Voltaire, Candide
Article by Jean Le Rond d'Alembert, taken from The Encyclopedia of Diderot and d'Alembert (1751-1773, vol. 11, p. 517; translation J. Iverson).
D'Alembert visited Voltaire at his home outside of Geneva in 1756, so it is quite likely the two men discussed this philosophical concept. At the time, "optimism" was not used in the more general, modern sense of "a positive outlook on life."

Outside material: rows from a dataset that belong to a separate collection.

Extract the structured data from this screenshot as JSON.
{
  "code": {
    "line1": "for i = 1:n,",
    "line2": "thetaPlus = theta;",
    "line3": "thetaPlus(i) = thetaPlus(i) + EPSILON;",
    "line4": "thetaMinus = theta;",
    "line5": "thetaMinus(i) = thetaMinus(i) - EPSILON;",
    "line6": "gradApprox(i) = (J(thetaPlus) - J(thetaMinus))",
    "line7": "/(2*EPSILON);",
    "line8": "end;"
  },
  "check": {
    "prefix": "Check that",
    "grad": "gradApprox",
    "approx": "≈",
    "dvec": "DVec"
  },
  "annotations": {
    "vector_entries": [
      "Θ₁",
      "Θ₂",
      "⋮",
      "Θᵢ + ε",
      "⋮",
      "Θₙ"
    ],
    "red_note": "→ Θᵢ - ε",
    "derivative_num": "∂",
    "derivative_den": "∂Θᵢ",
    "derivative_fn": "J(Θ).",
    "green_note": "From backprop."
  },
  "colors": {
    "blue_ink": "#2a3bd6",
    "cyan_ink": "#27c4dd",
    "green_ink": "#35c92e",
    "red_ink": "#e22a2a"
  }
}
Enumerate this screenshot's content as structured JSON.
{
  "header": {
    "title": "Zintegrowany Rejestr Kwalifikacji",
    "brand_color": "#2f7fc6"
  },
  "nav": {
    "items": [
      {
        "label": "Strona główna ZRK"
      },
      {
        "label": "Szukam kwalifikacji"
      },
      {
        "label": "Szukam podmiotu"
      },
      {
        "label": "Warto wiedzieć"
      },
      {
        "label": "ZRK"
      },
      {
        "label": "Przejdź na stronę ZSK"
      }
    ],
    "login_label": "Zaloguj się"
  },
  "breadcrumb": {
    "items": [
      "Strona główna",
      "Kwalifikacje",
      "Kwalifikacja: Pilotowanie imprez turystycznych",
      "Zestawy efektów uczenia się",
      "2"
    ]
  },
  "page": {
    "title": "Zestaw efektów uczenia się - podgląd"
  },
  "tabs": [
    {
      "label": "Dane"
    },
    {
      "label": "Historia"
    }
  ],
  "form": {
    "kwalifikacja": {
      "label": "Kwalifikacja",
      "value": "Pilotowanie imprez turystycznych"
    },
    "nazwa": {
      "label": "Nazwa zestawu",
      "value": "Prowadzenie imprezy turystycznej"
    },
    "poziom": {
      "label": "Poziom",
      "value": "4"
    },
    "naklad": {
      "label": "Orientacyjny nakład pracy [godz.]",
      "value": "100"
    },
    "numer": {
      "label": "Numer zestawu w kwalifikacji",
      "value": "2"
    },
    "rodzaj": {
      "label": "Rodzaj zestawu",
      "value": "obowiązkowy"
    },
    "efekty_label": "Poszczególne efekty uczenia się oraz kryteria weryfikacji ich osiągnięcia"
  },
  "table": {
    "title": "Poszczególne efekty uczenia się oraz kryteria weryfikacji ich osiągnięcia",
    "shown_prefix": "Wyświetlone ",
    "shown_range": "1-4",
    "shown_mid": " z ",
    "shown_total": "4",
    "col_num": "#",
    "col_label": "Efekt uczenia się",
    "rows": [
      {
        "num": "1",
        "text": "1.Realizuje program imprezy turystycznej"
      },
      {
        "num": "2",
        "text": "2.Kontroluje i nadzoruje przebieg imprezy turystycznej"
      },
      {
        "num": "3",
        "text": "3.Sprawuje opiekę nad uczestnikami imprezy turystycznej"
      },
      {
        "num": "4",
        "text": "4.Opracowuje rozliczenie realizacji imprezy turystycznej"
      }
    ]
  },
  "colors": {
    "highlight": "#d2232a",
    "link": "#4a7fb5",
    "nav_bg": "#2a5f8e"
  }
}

Optimism, the name given to philosophers who pretend that this world is the best one God could create, the best of all possible worlds. Father Malebranche and especially Mr. Leibnitz have strongly contributed to gaining acceptance for this school of thought, see Malebranchisme & Leibnitzianism . It is primarily in his Theodicy that the latter of these two philosophers explained and developed his system. It is possible to get some idea of it in his eulogy, published by M. de Fontenelle, Memoirs of the Academy, year 1716 . He maintains, for example, that the crime of Tarquinius who raped Lucretia contributed to the beauty and perfection of the moral world, because this crime produced Roman liberty and, as a consequence, all the virtues of the Roman Republic. But why were the virtues of the Roman Republic necessarily preceded and produced by a crime? This is what we are not told and what it would be quite difficult to explain. And further, how can this optimism be reconciled with the liberty of God, an additional and no less cumbersome question? How is it that so many men slaughter one another in the best of all possible worlds? And if this is the best of all possible worlds, why did God create it? The answer to all these questions consists of two words: o altitudo! &c.* It must be recognized that this metaphysics of optimism is utterly empty.